Industries That Benefit from Edge Infrastructure
Early demand for edge inference is strongest from industries where even small delays can affect revenue, safety, or user engagement. Retail and e-commerce are among the first adopters because shoppers often abandon slow experiences. Personalised recommendations, search, and multimodal shopping tools all perform better when inference is local and fast. Finance is another area where latency directly affects value. Jenkins says workloads like fraud checks, payment approval, and transaction scoring rely on chains of AI decisions that should happen in milliseconds.
The Future of AI Infrastructure
As AI workloads grow, companies need infrastructure that can keep up. Jenkins says this has pushed cloud providers and GPU makers into closer collaboration. Akamai’s work with NVIDIA is one example, with GPUs, DPUs, and AI software deployed in thousands of edge locations. The idea is to build an “AI delivery network” that spreads inference across many sites instead of concentrating everything in a few regions.
The Importance of Security
Security is built into these systems from the start, Jenkins says. Zero-trust controls, data-aware routing, and protections against fraud and bots are becoming standard parts of the technology stacks on offer. Running agentic systems – which make many decisions in sequence – needs infrastructure that can operate at millisecond speeds. Jenkins believes the region’s diversity makes this harder but not impossible.
Conclusion
In conclusion, AI infrastructure plays a crucial role in the success of AI projects. The gap between experimentation and full-scale deployment is wider than expected, and inference has become the main constraint in the region. Edge infrastructure can improve AI performance and cost, and industries such as retail and finance are already benefiting from it. As AI workloads grow, companies need infrastructure that can keep up, and security is a critical component of these systems.
FAQs
Q: What is the main challenge facing AI projects in Asia Pacific?

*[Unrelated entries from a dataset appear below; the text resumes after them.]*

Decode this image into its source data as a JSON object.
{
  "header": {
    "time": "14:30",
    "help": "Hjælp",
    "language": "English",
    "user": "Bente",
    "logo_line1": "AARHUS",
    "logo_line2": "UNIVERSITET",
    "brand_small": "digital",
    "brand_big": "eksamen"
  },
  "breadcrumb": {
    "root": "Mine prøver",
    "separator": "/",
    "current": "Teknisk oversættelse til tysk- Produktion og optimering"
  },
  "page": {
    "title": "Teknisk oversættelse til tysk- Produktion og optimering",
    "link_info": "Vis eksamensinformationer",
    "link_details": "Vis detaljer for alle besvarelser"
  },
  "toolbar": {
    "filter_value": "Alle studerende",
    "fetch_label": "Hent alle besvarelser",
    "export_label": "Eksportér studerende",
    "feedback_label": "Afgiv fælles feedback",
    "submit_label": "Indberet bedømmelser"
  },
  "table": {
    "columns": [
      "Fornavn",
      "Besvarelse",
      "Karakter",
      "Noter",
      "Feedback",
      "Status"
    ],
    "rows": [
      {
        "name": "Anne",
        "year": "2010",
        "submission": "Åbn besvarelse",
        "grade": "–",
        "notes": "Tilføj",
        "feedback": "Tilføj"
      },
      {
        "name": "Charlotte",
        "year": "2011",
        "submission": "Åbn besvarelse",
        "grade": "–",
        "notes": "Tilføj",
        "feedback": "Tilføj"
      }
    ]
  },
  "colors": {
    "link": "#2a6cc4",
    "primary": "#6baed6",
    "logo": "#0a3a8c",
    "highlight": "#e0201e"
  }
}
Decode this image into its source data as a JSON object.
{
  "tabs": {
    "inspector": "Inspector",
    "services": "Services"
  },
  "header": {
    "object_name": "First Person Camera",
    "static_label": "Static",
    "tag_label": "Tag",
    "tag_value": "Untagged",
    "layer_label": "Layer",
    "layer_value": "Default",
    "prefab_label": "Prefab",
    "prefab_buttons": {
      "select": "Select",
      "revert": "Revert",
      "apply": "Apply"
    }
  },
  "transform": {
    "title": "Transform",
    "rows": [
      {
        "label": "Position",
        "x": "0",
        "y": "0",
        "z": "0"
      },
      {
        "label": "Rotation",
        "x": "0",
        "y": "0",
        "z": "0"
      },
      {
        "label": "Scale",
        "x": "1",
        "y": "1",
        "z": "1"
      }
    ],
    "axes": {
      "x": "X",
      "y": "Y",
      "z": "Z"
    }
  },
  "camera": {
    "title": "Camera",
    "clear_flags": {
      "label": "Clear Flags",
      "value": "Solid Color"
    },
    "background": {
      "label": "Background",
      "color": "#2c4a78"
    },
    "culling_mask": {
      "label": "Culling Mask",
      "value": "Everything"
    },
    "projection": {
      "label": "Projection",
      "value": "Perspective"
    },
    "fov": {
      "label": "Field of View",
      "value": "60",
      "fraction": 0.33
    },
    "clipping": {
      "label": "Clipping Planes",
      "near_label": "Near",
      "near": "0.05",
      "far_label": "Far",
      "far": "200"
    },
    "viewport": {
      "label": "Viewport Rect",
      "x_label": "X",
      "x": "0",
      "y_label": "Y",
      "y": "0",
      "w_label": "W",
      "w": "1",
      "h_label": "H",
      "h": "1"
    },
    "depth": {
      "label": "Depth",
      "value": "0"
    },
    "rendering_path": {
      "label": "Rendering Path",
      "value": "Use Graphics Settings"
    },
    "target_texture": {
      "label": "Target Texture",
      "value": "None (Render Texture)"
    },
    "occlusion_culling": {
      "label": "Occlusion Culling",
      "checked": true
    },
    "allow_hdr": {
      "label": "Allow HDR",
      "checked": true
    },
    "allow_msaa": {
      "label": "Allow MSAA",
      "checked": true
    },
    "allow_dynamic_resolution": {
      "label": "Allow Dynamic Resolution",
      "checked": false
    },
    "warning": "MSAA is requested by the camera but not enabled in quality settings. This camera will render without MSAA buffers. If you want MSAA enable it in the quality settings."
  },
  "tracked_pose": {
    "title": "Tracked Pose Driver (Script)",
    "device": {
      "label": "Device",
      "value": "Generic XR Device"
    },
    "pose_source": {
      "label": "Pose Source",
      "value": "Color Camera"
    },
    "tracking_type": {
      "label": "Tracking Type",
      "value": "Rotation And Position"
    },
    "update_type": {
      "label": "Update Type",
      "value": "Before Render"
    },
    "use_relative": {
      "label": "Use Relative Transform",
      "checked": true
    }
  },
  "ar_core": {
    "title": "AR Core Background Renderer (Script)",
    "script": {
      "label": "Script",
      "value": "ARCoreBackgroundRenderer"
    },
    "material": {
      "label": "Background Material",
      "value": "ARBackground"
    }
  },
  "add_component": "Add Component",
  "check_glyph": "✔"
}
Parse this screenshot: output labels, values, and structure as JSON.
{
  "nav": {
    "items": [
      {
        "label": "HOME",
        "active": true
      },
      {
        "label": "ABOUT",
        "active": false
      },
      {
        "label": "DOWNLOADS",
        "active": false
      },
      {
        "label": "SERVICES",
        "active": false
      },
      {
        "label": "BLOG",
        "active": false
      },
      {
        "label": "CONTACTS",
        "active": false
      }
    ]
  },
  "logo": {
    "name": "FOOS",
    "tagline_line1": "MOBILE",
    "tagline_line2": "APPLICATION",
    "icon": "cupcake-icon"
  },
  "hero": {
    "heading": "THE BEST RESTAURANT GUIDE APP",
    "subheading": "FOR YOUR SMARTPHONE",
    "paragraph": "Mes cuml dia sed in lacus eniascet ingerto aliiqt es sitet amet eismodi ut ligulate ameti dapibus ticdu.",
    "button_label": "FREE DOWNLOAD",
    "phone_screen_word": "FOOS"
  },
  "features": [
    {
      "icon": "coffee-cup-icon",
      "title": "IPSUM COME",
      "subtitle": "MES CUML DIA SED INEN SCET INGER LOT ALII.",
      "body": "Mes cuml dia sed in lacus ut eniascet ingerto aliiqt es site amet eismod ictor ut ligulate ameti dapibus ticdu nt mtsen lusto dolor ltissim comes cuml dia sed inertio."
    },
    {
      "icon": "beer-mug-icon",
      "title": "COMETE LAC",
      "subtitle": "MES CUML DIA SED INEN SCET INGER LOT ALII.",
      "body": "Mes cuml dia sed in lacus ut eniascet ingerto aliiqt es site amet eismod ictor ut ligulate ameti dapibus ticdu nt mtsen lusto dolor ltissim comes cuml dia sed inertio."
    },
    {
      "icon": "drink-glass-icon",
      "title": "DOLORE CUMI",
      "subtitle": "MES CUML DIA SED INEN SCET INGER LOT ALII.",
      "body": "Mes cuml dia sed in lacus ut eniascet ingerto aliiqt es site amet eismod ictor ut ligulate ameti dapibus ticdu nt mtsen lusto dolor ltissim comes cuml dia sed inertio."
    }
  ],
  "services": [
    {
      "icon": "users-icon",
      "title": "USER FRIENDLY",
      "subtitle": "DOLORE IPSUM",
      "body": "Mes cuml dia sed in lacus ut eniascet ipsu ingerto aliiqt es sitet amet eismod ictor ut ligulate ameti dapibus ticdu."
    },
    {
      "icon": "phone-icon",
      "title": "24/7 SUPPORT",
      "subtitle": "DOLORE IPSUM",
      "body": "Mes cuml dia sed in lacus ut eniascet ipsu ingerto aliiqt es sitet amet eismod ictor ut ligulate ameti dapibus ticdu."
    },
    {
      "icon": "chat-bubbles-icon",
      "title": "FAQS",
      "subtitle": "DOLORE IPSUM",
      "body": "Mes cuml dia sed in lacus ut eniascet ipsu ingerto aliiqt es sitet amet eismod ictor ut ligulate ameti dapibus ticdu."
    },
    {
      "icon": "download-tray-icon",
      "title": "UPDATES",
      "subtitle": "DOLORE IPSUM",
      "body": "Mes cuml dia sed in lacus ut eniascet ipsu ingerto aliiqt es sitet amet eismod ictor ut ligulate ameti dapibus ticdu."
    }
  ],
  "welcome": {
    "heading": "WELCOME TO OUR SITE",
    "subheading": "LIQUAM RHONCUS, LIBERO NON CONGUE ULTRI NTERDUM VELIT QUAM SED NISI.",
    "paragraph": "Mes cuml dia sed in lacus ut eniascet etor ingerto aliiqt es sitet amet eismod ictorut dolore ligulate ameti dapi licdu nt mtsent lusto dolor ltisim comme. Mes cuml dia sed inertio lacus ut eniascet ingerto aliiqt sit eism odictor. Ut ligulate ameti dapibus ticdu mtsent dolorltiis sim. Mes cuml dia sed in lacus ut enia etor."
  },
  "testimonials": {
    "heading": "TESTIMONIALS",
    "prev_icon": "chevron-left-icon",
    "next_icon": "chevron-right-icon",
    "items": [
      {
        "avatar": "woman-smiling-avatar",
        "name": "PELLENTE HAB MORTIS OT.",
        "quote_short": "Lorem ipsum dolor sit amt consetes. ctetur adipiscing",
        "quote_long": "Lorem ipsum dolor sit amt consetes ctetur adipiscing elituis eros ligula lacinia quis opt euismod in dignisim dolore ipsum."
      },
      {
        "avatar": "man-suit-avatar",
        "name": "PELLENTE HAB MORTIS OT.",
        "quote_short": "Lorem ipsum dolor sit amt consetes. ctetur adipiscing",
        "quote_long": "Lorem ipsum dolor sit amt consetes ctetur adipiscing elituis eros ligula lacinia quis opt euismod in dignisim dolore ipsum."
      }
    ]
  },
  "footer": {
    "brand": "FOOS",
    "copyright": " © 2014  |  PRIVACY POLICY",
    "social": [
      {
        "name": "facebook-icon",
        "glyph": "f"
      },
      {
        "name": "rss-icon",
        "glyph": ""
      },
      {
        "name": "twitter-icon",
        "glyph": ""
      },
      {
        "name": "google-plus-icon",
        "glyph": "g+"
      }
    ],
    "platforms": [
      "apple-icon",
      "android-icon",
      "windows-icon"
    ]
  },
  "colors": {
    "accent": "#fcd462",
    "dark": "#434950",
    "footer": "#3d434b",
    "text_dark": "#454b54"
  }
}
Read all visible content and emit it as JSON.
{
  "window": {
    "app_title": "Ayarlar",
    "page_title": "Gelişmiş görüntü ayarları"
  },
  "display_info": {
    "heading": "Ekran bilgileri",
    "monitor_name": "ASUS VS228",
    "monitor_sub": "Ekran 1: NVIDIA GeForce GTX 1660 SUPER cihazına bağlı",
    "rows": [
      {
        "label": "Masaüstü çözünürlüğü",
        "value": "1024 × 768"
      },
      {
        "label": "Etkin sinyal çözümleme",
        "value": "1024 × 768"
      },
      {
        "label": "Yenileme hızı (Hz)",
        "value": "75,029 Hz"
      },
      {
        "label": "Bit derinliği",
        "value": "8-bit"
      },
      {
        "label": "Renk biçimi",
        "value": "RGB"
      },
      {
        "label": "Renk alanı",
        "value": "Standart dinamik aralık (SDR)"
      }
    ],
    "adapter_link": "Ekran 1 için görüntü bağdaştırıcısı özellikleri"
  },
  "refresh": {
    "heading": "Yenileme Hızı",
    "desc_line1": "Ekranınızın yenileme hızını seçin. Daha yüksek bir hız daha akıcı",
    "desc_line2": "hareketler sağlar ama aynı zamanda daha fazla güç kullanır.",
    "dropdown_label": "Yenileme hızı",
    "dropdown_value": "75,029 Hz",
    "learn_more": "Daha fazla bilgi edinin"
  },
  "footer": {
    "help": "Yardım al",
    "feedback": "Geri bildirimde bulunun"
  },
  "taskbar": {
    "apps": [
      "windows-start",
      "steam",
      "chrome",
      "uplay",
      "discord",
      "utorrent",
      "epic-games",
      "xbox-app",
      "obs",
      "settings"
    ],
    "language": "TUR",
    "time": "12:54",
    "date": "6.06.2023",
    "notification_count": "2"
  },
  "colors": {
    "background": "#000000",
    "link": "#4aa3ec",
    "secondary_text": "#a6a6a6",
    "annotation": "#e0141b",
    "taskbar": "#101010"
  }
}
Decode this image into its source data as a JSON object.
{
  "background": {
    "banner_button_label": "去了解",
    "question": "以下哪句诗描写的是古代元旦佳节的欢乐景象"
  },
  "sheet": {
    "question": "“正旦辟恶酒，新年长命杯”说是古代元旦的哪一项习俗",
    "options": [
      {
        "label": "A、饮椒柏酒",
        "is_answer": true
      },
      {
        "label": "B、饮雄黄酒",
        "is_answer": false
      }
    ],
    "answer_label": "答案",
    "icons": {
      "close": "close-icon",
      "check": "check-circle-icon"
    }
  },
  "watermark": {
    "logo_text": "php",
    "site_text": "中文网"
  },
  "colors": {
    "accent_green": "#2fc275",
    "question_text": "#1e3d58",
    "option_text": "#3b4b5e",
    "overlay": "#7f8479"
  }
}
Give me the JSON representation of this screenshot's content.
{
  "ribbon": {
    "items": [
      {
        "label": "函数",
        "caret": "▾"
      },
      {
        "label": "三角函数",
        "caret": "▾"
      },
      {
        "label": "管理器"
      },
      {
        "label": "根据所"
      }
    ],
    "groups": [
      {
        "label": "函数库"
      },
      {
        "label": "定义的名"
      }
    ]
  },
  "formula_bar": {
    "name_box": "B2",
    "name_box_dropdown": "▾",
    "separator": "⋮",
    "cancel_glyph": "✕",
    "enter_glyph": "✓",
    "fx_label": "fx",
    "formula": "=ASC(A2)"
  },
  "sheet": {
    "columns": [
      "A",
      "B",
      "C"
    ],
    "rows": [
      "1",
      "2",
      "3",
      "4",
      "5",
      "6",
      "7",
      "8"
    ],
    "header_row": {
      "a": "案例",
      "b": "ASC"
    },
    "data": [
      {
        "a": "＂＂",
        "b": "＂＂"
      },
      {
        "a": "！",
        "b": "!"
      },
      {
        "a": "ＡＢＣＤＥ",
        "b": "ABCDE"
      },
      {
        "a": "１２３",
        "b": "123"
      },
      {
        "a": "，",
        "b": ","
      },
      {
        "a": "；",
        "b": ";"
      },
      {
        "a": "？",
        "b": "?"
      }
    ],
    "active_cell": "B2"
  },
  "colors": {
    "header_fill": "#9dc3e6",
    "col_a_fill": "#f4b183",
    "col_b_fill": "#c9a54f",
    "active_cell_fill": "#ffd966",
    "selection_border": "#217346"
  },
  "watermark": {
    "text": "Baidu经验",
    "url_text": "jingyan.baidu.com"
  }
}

A: The main challenge facing AI projects in Asia Pacific is the lack of suitable infrastructure to support AI, particularly in terms of running inference at the speed and scale required by real-world applications.
Q: What is Inference Cloud, and how does it address the challenge of AI infrastructure?
A: Inference Cloud is a solution developed by Akamai, built with NVIDIA and powered by the latest Blackwell GPUs, that aims to address the challenge of AI infrastructure by running inference closer to users, rather than in distant data centres.
Q: What is the importance of edge infrastructure in AI?
A: Edge infrastructure is critical in AI as it allows for faster and more reliable inference, which is essential for many AI applications, particularly those that require real-time decision-making.
Q: Which industries are most likely to benefit from edge infrastructure?
A: Industries such as retail, e-commerce, and finance are most likely to benefit from edge infrastructure, as they require fast and reliable inference to operate effectively.
Q: What is the future of AI infrastructure, and how will it impact businesses?
A: The future of AI infrastructure will be shaped by the growing demand for edge inference, and businesses will need to adapt to this shift by investing in infrastructure that can support fast and reliable inference.